By graduation day, a worldwide energy crisis meant that “no one was building houses.” Switching gears, he earned a master’s degree from the University of South Carolina in healthcare administration, which enabled him to build a solid 20-year career while accepting freelance interior design projects. One client hired him to redo her rooms several times during those decades, as her life changed.
A year after moving to Louisville in 2000, he opened Gryphon Interiors. Until this past February, he owned a retail store in St. Matthews that sold furniture, accessories and artwork. He closed it in order to concentrate on interior design.

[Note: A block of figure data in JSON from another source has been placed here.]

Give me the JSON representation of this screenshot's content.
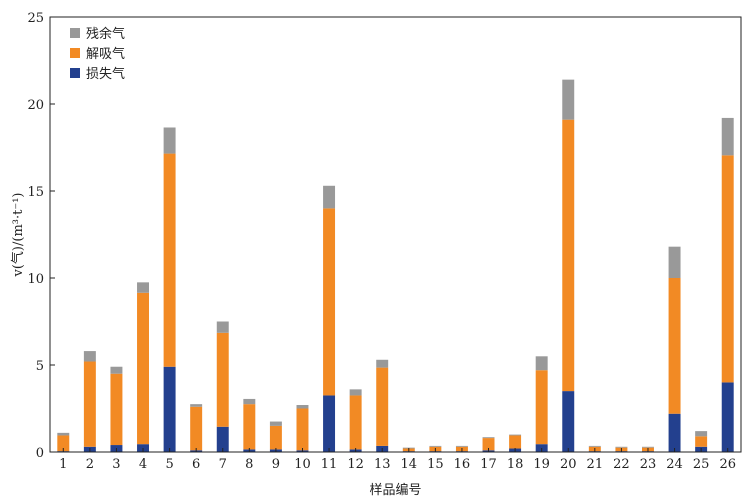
{
  "chart_data": {
    "type": "bar",
    "stacked": true,
    "title": "",
    "xlabel": "样品编号",
    "ylabel": "v(气)/(m³·t⁻¹)",
    "ylim": [
      0,
      25
    ],
    "yticks": [
      0,
      5,
      10,
      15,
      20,
      25
    ],
    "grid": false,
    "legend_position": "top-left",
    "categories": [
      "1",
      "2",
      "3",
      "4",
      "5",
      "6",
      "7",
      "8",
      "9",
      "10",
      "11",
      "12",
      "13",
      "14",
      "15",
      "16",
      "17",
      "18",
      "19",
      "20",
      "21",
      "22",
      "23",
      "24",
      "25",
      "26"
    ],
    "series": [
      {
        "name": "损失气",
        "color": "#23408e",
        "values": [
          0.05,
          0.3,
          0.4,
          0.45,
          4.9,
          0.1,
          1.45,
          0.15,
          0.15,
          0.1,
          3.25,
          0.15,
          0.35,
          0.05,
          0.05,
          0.05,
          0.1,
          0.2,
          0.45,
          3.5,
          0.05,
          0.05,
          0.05,
          2.2,
          0.3,
          4.0
        ]
      },
      {
        "name": "解吸气",
        "color": "#f28a24",
        "values": [
          0.9,
          4.9,
          4.1,
          8.7,
          12.25,
          2.5,
          5.4,
          2.6,
          1.35,
          2.4,
          10.75,
          3.1,
          4.5,
          0.15,
          0.25,
          0.25,
          0.7,
          0.75,
          4.25,
          15.6,
          0.25,
          0.2,
          0.2,
          7.8,
          0.6,
          13.05
        ]
      },
      {
        "name": "残余气",
        "color": "#999999",
        "values": [
          0.15,
          0.6,
          0.4,
          0.6,
          1.5,
          0.15,
          0.65,
          0.3,
          0.25,
          0.2,
          1.3,
          0.35,
          0.45,
          0.05,
          0.05,
          0.05,
          0.05,
          0.05,
          0.8,
          2.3,
          0.05,
          0.05,
          0.05,
          1.8,
          0.3,
          2.15
        ]
      }
    ]
  }
}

“This is what I’ve always wanted to do, and it is the soul of my business,” he said. “The retail portion turned out to be a bother.”
David’s clients, most of whom live “north of 42” as well as in Indian Hills, Anchorage and Prospect, want “classic, functional interiors” that respect the architecture of their homes. Since his is a one-man business, they know that the work will be done entirely by him, not by an assistant.
“Occasionally I’m asked for a design that is contemporary, which for me means classic contemporary – not hard and edgy. We tend to be more comfortable in things that are familiar to us,” he said. “Edgy contemporary rooms look great in photos, but they’re hard to live in. If you put a magazine down, you’ve ruined the look. My rooms tend to be very social, with comfortable seating. Your house feels like home, not like you just walked onto a stage set.”
Home should be a place that nurtures and lets us decompress, he added. Giving an updated accent to traditional, time-honored style is the way to avoid one of Arnold’s aphorisms: Today’s fashion is tomorrow’s regret.
“If you want to be edgy, do it in a way you can easily change. Keep the core of the design well-grounded,” he advised. “Orange is hot right now, so use it for some throw pillows or paint the room orange. Re-painting a wall is easy – re-covering a sofa is not.”